5 responses to “Feeling Better than Other People”

  1. Romeo Stevens Avatar
    Romeo Stevens

    This is something I’ve also struggled to communicate to people. Many seem to have a bunch of needless stress about equality as some sort of terminal value. But this usually seems to be taught, not an actual moral intuition. You don’t help the neediest because that will make overall inequality less, you help them because your marginal unit of time/resources/effort/money gets us the most bang for your buck in reducing suffering there.

    I think it’s also an issue of sacred words/concepts. Assigning “less moral worth” has a lot of negative connotations. “I think badly of those who don’t share my moral reasoning” feels self serving. We draw a magic circle around some of our preferences and call them moral. Likely because guilt was a useful precommitment strategy when you couldn’t be sure everyone would keep an eye on everyone at all times.

    This is more specifically related to this issue arising in the effective altruism community.

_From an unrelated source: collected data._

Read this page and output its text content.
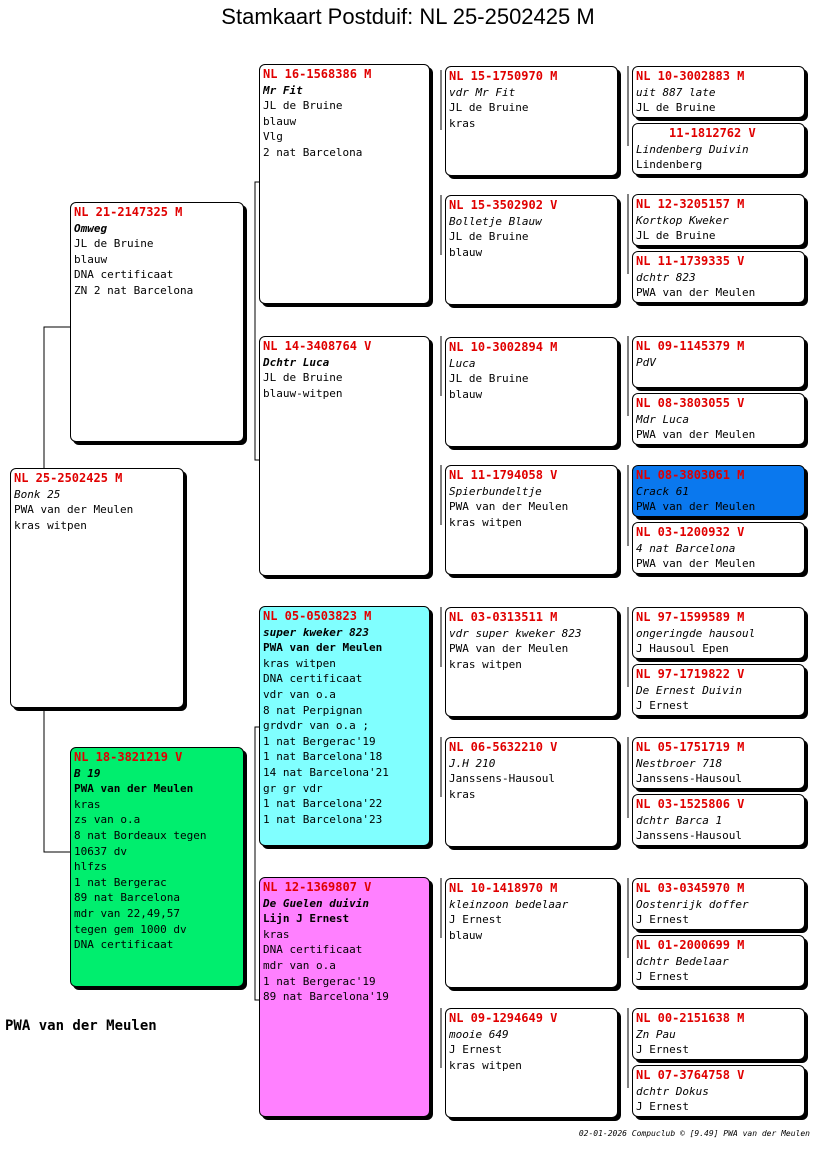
Stamkaart Postduif: NL 25-2502425 M
NL 25-2502425 M
Bonk 25
PWA van der Meulen
kras witpen
NL 21-2147325 M
Omweg
JL de Bruine
blauw
DNA certificaat
ZN 2 nat Barcelona
NL 18-3821219 V
B 19
PWA van der Meulen
kras
zs van o.a
8 nat Bordeaux tegen
10637 dv
hlfzs
1 nat Bergerac
89 nat Barcelona
mdr van 22,49,57
tegen gem 1000 dv
DNA certificaat
NL 16-1568386 M
Mr Fit
JL de Bruine
blauw
Vlg
2 nat Barcelona
NL 14-3408764 V
Dchtr Luca
JL de Bruine
blauw-witpen
NL 05-0503823 M
super kweker 823
PWA van der Meulen
kras witpen
DNA certificaat
vdr van o.a
8 nat Perpignan
grdvdr van o.a ;
1 nat Bergerac'19
1 nat Barcelona'18
14 nat Barcelona'21
gr gr vdr
1 nat Barcelona'22
1 nat Barcelona'23
NL 12-1369807 V
De Guelen duivin
Lijn J Ernest
kras
DNA certificaat
mdr van o.a
1 nat Bergerac'19
89 nat Barcelona'19
NL 15-1750970 M
vdr Mr Fit
JL de Bruine
kras
NL 15-3502902 V
Bolletje Blauw
JL de Bruine
blauw
NL 10-3002894 M
Luca
JL de Bruine
blauw
NL 11-1794058 V
Spierbundeltje
PWA van der Meulen
kras witpen
NL 03-0313511 M
vdr super kweker 823
PWA van der Meulen
kras witpen
NL 06-5632210 V
J.H 210
Janssens-Hausoul
kras
NL 10-1418970 M
kleinzoon bedelaar
J Ernest
blauw
NL 09-1294649 V
mooie 649
J Ernest
kras witpen
NL 10-3002883 M
uit 887 late
JL de Bruine
11-1812762 V
Lindenberg Duivin
Lindenberg
NL 12-3205157 M
Kortkop Kweker
JL de Bruine
NL 11-1739335 V
dchtr 823
PWA van der Meulen
NL 09-1145379 M
PdV
NL 08-3803055 V
Mdr Luca
PWA van der Meulen
NL 08-3803061 M
Crack 61
PWA van der Meulen
NL 03-1200932 V
4 nat Barcelona
PWA van der Meulen
NL 97-1599589 M
ongeringde hausoul
J Hausoul Epen
NL 97-1719822 V
De Ernest Duivin
J Ernest
NL 05-1751719 M
Nestbroer 718
Janssens-Hausoul
NL 03-1525806 V
dchtr Barca 1
Janssens-Hausoul
NL 03-0345970 M
Oostenrijk doffer
J Ernest
NL 01-2000699 M
dchtr Bedelaar
J Ernest
NL 00-2151638 M
Zn Pau
J Ernest
NL 07-3764758 V
dchtr Dokus
J Ernest
PWA van der Meulen
02-01-2026 Compuclub © [9.49] PWA van der Meulen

    1. Have you read Julian Jaynes? I ask because his model of things relates to what you’re saying about guilt.

      1. Romeo Stevens Avatar
        Romeo Stevens

        Yes I’m a fan of his theory on the sheer audacity of proposing it alone.

  2. Miranda Dixon-Luinenburg Avatar
    Miranda Dixon-Luinenburg

    “It’s okay that differences exist, and if you try to repress your desire to discern them, you might get messy side effects.”
    My brain definitely goes funny when I’m trying to think about my intelligence relative to other people. (Also for other qualities, like attractiveness, but mainly for intelligence). My parents would always criticize us for talking about grades with friends, or talking about anything that might imply we were smarter, really. This was a good lesson for social skills development, but my younger self wasn’t very good at compartmentalizing, so I ended up believing that I was of exactly average intelligence, and not being able to think properly about questions of human intelligence in general. If I’d actually been making policy decisions, say about education, this could have been a serious problem.

    1. Yeah, mine used to go funny when thinking about these things too.

      If you want to be able to think more clearly about your intelligence, I recommend having a couple of frank conversations with people who won’t be offended by the subject. I think that could defuse the funniness pretty quickly.